映画化もされた名作!余韻の残る物語 | [書評]冷静と情熱のあいだ―Rosso
男性目線と女性目線、2人の作家によってそれぞれ描かれた物語
本作はイタリアのミラノを主な舞台に描かれた恋愛小説で、江國香織が女性の視点からの物語を、男性の目線の物語を辻仁成が描いています。
どちらか片方を読むだけでも十分ですし、両方揃えて同じ時を過ごした別々の二人の物語として照らし合わせながら読むという楽しみ方も出来る作品だと思います。
その辺の掛け合いはとてもよく出来ていて、二人のすれ違いや、言葉にされることのなかった秘められた思いなどが、心に響くようなリアリティのあるものになっていると思います。同じ時を過ごしてもここまで感じることが違うのだなと、フィクションながら感心させられます。
主人公のアオイという女性
Rossoの方はアオイという女性が主人公で、彼女の視点で語られる物語になっています。アオイはイタリアのミラノでマーヴという優しくて裕福な彼と一緒に暮らしています。

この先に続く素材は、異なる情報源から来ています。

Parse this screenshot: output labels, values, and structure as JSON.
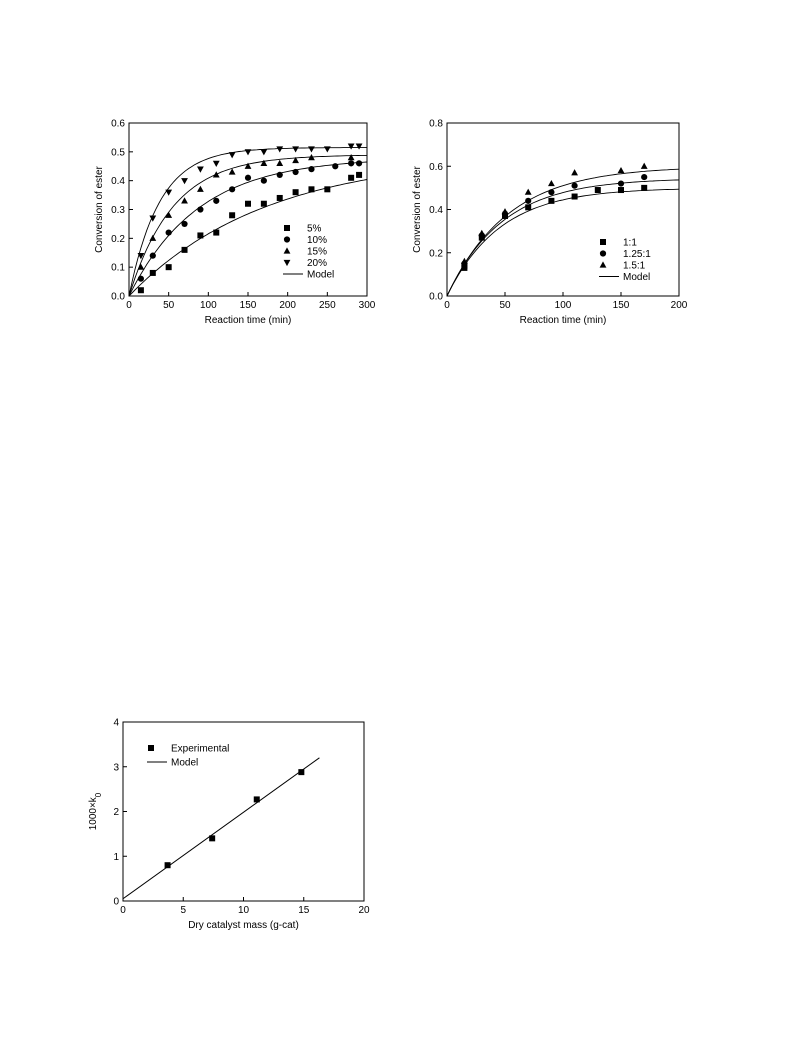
{
  "chart_data": [
    {
      "type": "scatter",
      "xlabel": "Reaction time (min)",
      "ylabel": "Conversion of ester",
      "xlim": [
        0,
        300
      ],
      "ylim": [
        0,
        0.6
      ],
      "xticks": [
        "0",
        "50",
        "100",
        "150",
        "200",
        "250",
        "300"
      ],
      "yticks": [
        "0.0",
        "0.1",
        "0.2",
        "0.3",
        "0.4",
        "0.5",
        "0.6"
      ],
      "legend_position": "bottom-right",
      "series": [
        {
          "name": "5%",
          "marker": "square",
          "points": [
            [
              15,
              0.02
            ],
            [
              30,
              0.08
            ],
            [
              50,
              0.1
            ],
            [
              70,
              0.16
            ],
            [
              90,
              0.21
            ],
            [
              110,
              0.22
            ],
            [
              130,
              0.28
            ],
            [
              150,
              0.32
            ],
            [
              170,
              0.32
            ],
            [
              190,
              0.34
            ],
            [
              210,
              0.36
            ],
            [
              230,
              0.37
            ],
            [
              250,
              0.37
            ],
            [
              280,
              0.41
            ],
            [
              290,
              0.42
            ]
          ]
        },
        {
          "name": "10%",
          "marker": "circle",
          "points": [
            [
              15,
              0.06
            ],
            [
              30,
              0.14
            ],
            [
              50,
              0.22
            ],
            [
              70,
              0.25
            ],
            [
              90,
              0.3
            ],
            [
              110,
              0.33
            ],
            [
              130,
              0.37
            ],
            [
              150,
              0.41
            ],
            [
              170,
              0.4
            ],
            [
              190,
              0.42
            ],
            [
              210,
              0.43
            ],
            [
              230,
              0.44
            ],
            [
              260,
              0.45
            ],
            [
              280,
              0.46
            ],
            [
              290,
              0.46
            ]
          ]
        },
        {
          "name": "15%",
          "marker": "triangle-up",
          "points": [
            [
              15,
              0.1
            ],
            [
              30,
              0.2
            ],
            [
              50,
              0.28
            ],
            [
              70,
              0.33
            ],
            [
              90,
              0.37
            ],
            [
              110,
              0.42
            ],
            [
              130,
              0.43
            ],
            [
              150,
              0.45
            ],
            [
              170,
              0.46
            ],
            [
              190,
              0.46
            ],
            [
              210,
              0.47
            ],
            [
              230,
              0.48
            ],
            [
              280,
              0.48
            ]
          ]
        },
        {
          "name": "20%",
          "marker": "triangle-down",
          "points": [
            [
              15,
              0.14
            ],
            [
              30,
              0.27
            ],
            [
              50,
              0.36
            ],
            [
              70,
              0.4
            ],
            [
              90,
              0.44
            ],
            [
              110,
              0.46
            ],
            [
              130,
              0.49
            ],
            [
              150,
              0.5
            ],
            [
              170,
              0.5
            ],
            [
              190,
              0.51
            ],
            [
              210,
              0.51
            ],
            [
              230,
              0.51
            ],
            [
              250,
              0.51
            ],
            [
              280,
              0.52
            ],
            [
              290,
              0.52
            ]
          ]
        },
        {
          "name": "Model",
          "marker": "line",
          "curves": [
            {
              "xe": 0.49,
              "k": 0.0058
            },
            {
              "xe": 0.48,
              "k": 0.0115
            },
            {
              "xe": 0.49,
              "k": 0.018
            },
            {
              "xe": 0.515,
              "k": 0.026
            }
          ]
        }
      ]
    },
    {
      "type": "scatter",
      "xlabel": "Reaction time (min)",
      "ylabel": "Conversion of ester",
      "xlim": [
        0,
        200
      ],
      "ylim": [
        0,
        0.8
      ],
      "xticks": [
        "0",
        "50",
        "100",
        "150",
        "200"
      ],
      "yticks": [
        "0.0",
        "0.2",
        "0.4",
        "0.6",
        "0.8"
      ],
      "legend_position": "bottom-right",
      "series": [
        {
          "name": "1:1",
          "marker": "square",
          "points": [
            [
              15,
              0.13
            ],
            [
              15,
              0.14
            ],
            [
              30,
              0.27
            ],
            [
              50,
              0.37
            ],
            [
              70,
              0.41
            ],
            [
              90,
              0.44
            ],
            [
              110,
              0.46
            ],
            [
              130,
              0.49
            ],
            [
              150,
              0.49
            ],
            [
              170,
              0.5
            ]
          ]
        },
        {
          "name": "1.25:1",
          "marker": "circle",
          "points": [
            [
              15,
              0.15
            ],
            [
              30,
              0.28
            ],
            [
              50,
              0.38
            ],
            [
              70,
              0.44
            ],
            [
              90,
              0.48
            ],
            [
              110,
              0.51
            ],
            [
              150,
              0.52
            ],
            [
              170,
              0.55
            ]
          ]
        },
        {
          "name": "1.5:1",
          "marker": "triangle-up",
          "points": [
            [
              15,
              0.16
            ],
            [
              30,
              0.29
            ],
            [
              50,
              0.39
            ],
            [
              70,
              0.48
            ],
            [
              90,
              0.52
            ],
            [
              110,
              0.57
            ],
            [
              150,
              0.58
            ],
            [
              170,
              0.6
            ]
          ]
        },
        {
          "name": "Model",
          "marker": "line",
          "curves": [
            {
              "xe": 0.5,
              "k": 0.022
            },
            {
              "xe": 0.545,
              "k": 0.021
            },
            {
              "xe": 0.6,
              "k": 0.019
            }
          ]
        }
      ]
    },
    {
      "type": "scatter",
      "xlabel": "Dry catalyst mass  (g-cat)",
      "ylabel": "1000×k",
      "ylabel_subscript": "0",
      "xlim": [
        0,
        20
      ],
      "ylim": [
        0,
        4
      ],
      "xticks": [
        "0",
        "5",
        "10",
        "15",
        "20"
      ],
      "yticks": [
        "0",
        "1",
        "2",
        "3",
        "4"
      ],
      "legend_position": "top-left",
      "series": [
        {
          "name": "Experimental",
          "marker": "square",
          "points": [
            [
              3.7,
              0.8
            ],
            [
              7.4,
              1.4
            ],
            [
              11.1,
              2.27
            ],
            [
              14.8,
              2.88
            ]
          ]
        },
        {
          "name": "Model",
          "marker": "line",
          "line": [
            [
              0,
              0.05
            ],
            [
              16.3,
              3.2
            ]
          ]
        }
      ]
    }
  ]
}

マーヴとの生活は過不足がない。しずかで穏やかで、みちたりている。
一見羨ましい限りの恋人ですが、アオイはいつもどこか心此処に在らずといった雰囲気を醸しています。
世界は私の外側で動いていく。
アオイにとってはマーヴのことだけではなく、全てのことが彼女の外側で動いているのです。優しい恋人、アオイを優しく見守り支える友人たち、仕事、過不足のない生活、全てがアオイにとってはどこか他人事です。
その理由は、彼女の過去にあります。10年以上前に別れた順正と言う恋人のこと、彼とのある約束をアオイは今も忘れられず、現在を上手く生きることが出来ないでいるのです。
途方もなく一途な恋愛物語
アオイは順正の存在を心の深いところにしまい込み、決して他人に触れさせません。そのことがアオイ自身を苦しめ、またマーヴやアオイを見守る友人を心配させるのですが、アオイにもどうすることも出来ません。
それほど、彼女は順正との過去に捕らわれてしまっているのです。
ただ、順正と話がしたかった。私の言葉は順正にしか通じない。
順正のいない現在を、過去の順正とともに生きているようなアオイの刹那的な生き方がとても切なく、読んだ後も余韻を残す物語です。